Le gouvernement autrichien renversé par un vote de défiance
Une dizaine de jours après la divulgation de la vidéo de l'Ibiza-gate, le Parlement autrichien a renversé hier le gouvernement du chancelier Sebastian Kurz. La motion, déposée par les sociaux-démocrates, a été soutenue par le FPÖ (extrême droite). Le président Alexander Van der Bellen est donc appelé à nommer un gouvernement intérimaire. A qui la chute de Kurz profitera-t-elle ?
Une heure de gloire pour la démocratie
Deutschlandfunk salue la chute du chancelier :
«Les sondages actuels montrent que les Autrichiens auraient bien aimé que les choses suivent leur petit bonhomme de chemin. Kurz est populaire. Or ses collègues au Parlement n'ont pas voulu qu'il puisse se dépêtrer tranquillement d'un gouvernement en crise permanente sans y laisser de plumes. Le modèle traditionnel de la politique autrichienne - la stabilité coûte que coûte, achetée au prix de grandes coalitions et d'accords tacites passés en coulisses - est un modèle indécrottable. La motion de défiance contre Kurz est donc aussi un grand moment de démocratie. Les partis, encore vivaces, tiennent tête à un froid arithméticien du pouvoir. C'est la bonne nouvelle de la journée.»
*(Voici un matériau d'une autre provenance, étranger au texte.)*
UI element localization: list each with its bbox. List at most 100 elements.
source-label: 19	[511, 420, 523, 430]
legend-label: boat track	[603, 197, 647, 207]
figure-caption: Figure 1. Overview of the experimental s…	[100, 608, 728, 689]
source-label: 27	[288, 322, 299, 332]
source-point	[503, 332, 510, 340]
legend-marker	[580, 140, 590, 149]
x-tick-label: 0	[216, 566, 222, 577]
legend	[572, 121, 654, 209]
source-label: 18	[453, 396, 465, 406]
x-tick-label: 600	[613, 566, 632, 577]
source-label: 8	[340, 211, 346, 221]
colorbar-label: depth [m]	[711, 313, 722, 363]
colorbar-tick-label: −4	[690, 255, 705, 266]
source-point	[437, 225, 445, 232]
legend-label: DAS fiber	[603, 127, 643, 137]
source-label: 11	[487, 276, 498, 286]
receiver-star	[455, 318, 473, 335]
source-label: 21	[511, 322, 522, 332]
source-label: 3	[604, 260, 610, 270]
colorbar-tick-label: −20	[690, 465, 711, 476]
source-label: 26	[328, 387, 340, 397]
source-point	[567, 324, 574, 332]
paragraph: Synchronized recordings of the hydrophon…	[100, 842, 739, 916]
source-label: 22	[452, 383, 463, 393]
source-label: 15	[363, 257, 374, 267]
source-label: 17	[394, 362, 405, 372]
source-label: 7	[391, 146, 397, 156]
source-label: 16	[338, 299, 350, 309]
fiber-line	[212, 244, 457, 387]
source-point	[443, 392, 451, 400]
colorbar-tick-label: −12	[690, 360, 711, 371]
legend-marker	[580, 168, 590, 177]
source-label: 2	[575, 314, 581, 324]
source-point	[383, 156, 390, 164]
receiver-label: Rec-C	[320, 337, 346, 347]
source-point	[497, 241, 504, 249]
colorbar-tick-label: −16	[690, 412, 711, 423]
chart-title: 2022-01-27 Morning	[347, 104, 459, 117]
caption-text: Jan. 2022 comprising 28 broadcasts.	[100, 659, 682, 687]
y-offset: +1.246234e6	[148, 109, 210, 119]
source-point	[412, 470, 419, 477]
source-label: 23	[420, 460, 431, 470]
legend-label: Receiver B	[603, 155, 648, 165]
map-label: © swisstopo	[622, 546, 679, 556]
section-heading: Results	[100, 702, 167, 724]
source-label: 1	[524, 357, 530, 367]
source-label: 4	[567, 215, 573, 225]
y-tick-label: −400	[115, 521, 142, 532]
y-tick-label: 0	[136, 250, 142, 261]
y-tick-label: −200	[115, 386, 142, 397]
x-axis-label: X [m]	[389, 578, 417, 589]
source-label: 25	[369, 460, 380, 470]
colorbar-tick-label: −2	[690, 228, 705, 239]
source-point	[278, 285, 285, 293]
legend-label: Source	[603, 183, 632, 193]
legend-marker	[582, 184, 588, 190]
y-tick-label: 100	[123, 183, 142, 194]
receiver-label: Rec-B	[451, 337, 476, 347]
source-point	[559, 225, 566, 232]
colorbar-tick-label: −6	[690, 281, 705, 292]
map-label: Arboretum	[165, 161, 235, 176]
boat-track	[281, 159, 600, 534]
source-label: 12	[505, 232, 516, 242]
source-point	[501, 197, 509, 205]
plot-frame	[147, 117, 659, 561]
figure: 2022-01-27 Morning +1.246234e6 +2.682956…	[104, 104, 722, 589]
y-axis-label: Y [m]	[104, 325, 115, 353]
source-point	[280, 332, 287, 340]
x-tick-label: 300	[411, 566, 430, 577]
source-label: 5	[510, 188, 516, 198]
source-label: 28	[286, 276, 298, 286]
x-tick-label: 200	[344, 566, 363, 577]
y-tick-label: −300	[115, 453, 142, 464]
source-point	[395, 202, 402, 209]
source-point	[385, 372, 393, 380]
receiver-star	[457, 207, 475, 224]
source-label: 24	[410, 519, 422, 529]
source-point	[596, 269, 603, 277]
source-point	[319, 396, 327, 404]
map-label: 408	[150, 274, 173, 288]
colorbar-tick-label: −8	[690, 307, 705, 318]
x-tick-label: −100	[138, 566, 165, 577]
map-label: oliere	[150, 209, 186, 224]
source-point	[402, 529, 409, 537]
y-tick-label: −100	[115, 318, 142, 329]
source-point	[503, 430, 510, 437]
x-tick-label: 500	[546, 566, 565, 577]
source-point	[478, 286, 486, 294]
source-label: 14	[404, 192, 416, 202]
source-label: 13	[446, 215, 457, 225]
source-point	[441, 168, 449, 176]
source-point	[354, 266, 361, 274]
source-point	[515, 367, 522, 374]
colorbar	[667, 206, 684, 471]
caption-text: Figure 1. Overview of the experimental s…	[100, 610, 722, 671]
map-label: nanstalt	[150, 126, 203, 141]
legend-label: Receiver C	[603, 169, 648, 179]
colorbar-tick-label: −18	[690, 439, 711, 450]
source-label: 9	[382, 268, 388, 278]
L'opposition se nuit à elle-même
En renversant le chancelier Kurz, le SPÖ et le FPÖ se tirent une balle dans le pied, estime Der Standard :
«Cette motion est-elle judicieuse sur le long terme ? Le SPÖ - du moins sous l'égide de sa cheffe de file actuelle - se prive en effet de la perspective de former une coalition avec l'ÖVP. Le FPÖ aurait été bien inspiré de ne pas exclure l'option d'une nouvelle coalition ÖVP-FPÖ. Car au lendemain des élections, l'heure sera aux coalitions. Pamela Rendi-Wagner [cheffe du SPÖ] et Norbert Hofer/Herbert Kickl [FPÖ] s'emploient à détruire ces passerelles. Oui, les partis sont souvent appelés à ruser, mais la priorité du moment devrait être tout autre. L'Ibiza-gate a montré aux électeurs le peu de cas que certains politiques faisaient de l'intérêt du peuple, qu'ils étaient prêts à trahir. Pour tenter de restaurer leur confiance dans la politique, la moindre des choses serait de créer l'impression de se battre pour la défense de l'intérêt général. »
Défait mais triomphant
Le chancelier autrichien peut se réjouir de cette défaite, estime Neue Zürcher Zeitung :
«La situation est paradoxale : malgré la chute prématurée et peu glorieuse de son gouvernement, il est gagnant sur toute la ligne. Si sa motion de censure avait échoué, l'opposition se serait couverte de honte. D'ici aux élections anticipées de septembre, Kurz aurait pu mener campagne porté par l'aura et par les ressources que lui confère sa fonction de chancelier. Or il a été poussé dans le rôle de martyre. Il a déjà eu l'occasion de montrer, ces derniers jours, qu'il le maîtrisait à la perfection. Il n'a eu de cesse de répéter qu'une alliance irresponsable SPÖ-FPÖ, motivée par de basses considérations politiciennes, plongerait le pays dans l'instabilité. Il y a de bonnes chances que l'électorat adhère à cette argumentation.»
Les électeurs approuvent le scandale
Le quotidien Lidové noviny essaie d'expliquer pourquoi le parti du chancelier autrichien Kurz, en proie à une profonde crise gouvernementale, a triomphé aux élections :
«Face à un séisme politique comme celui qui a ébranlé l'Autriche, on aurait pu s'attendre à un vote sanction, que le chef du gouvernement soit responsable ou non. C'est tout le contraire qui s'est passé aux européennes en Autriche. ... Où est la logique ? Il se peut que les électeurs aient déjà un avis arrêté sur le gouvernement réformateur de Kurz et ses réussites. Mais peut-être la logique joue-t-elle un rôle moins important que les émotions. ... Dans ce pays, le scandale paie. Et il y a encore des choses qui échappent à la logique des algorithmes.»